When the new branch was built and inaugurated in Grindlay’s Garden on Haddows Road, my husband saw to it that this magnificent Garuda was given pride of place at the entrance with a earthenware uruli (flat bottomed wide, mouthed pot) with flowers floating in it.. And that is where he was until my husband retired. His secretary, Penny Smith, continued to be on the premises and would give us updates. Whenever I visited the branch, I would search for him for you see, even though he was wingless, he led a peripatetic life and was moved around quite a bit.  Nowadays, with internet banking, I do not visit the branch at all. Penny too moved out to OMR Road and I have no news of the Garuda….but he lives on in my mind, majestic, benign and spreading his blessings and good will.
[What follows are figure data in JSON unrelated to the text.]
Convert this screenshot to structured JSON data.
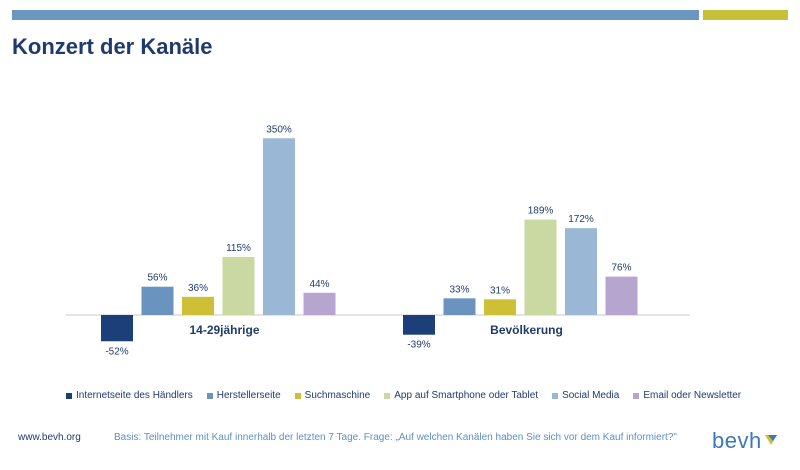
{
  "title": "Konzert der Kanäle",
  "colors": {
    "accent_blue": "#6b96c0",
    "accent_yellow": "#c9c03a",
    "title": "#1f3b6e"
  },
  "chart_data": {
    "type": "bar",
    "categories": [
      "14-29jährige",
      "Bevölkerung"
    ],
    "series": [
      {
        "name": "Internetseite des Händlers",
        "color": "#1c3f7a",
        "values": [
          -52,
          -39
        ],
        "labels": [
          "-52%",
          "-39%"
        ]
      },
      {
        "name": "Herstellerseite",
        "color": "#6a93bf",
        "values": [
          56,
          33
        ],
        "labels": [
          "56%",
          "33%"
        ]
      },
      {
        "name": "Suchmaschine",
        "color": "#cdbf36",
        "values": [
          36,
          31
        ],
        "labels": [
          "36%",
          "31%"
        ]
      },
      {
        "name": "App auf Smartphone oder Tablet",
        "color": "#c9d9a1",
        "values": [
          115,
          189
        ],
        "labels": [
          "115%",
          "189%"
        ]
      },
      {
        "name": "Social Media",
        "color": "#9ab8d6",
        "values": [
          350,
          172
        ],
        "labels": [
          "350%",
          "172%"
        ]
      },
      {
        "name": "Email oder Newsletter",
        "color": "#b6a5ce",
        "values": [
          44,
          76
        ],
        "labels": [
          "44%",
          "76%"
        ]
      }
    ],
    "ylim": [
      -60,
      360
    ],
    "grid": false,
    "legend_position": "bottom"
  },
  "footer": {
    "website": "www.bevh.org",
    "basis": "Basis: Teilnehmer mit Kauf innerhalb der letzten 7 Tage. Frage: „Auf welchen Kanälen haben Sie sich vor dem Kauf informiert?\""
  },
  "logo": {
    "text": "bevh",
    "icon": "bevh-logo-icon"
  }
}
Eagles are not a common sight in urban environments. We used to see vultures hovering around Malabar Hills, especially on the days there was a funeral in the Tower of Silence.

vultures

A couple of years ago, we were house sitting for a friend in Koramangala, Bengaluru. There was a huge construction going on outside our living room window that we could watch and monitor. There were enough pigeons and the occasional crow that visited us. One day I had just finished reading my regular chant of Vishnu Sahasranamam when I spotted an eagle/kite soaring from that construction and then landing on a corner of a floor. I did not have a pair of binoculars nor am I qualified to identify the bird species, but I made up my mind that it was indeed Garuda who had come to bless me. I saw the bird and its partner for a couple of days or so and then they disappeared.

Pavithra Srinivasan ‘s comment in Facebook, “Padmini: Indeed it (garuda) can. And they’re vehicles that carry you too, to the past.” Her picture of a Garuda Vahanam, a kind of chariot shaped like the vehicle of Vishnu that is used to carry the processional image of Vishnu around the temple on festive days, has truly given wings to my memories. Thank you Pavithra!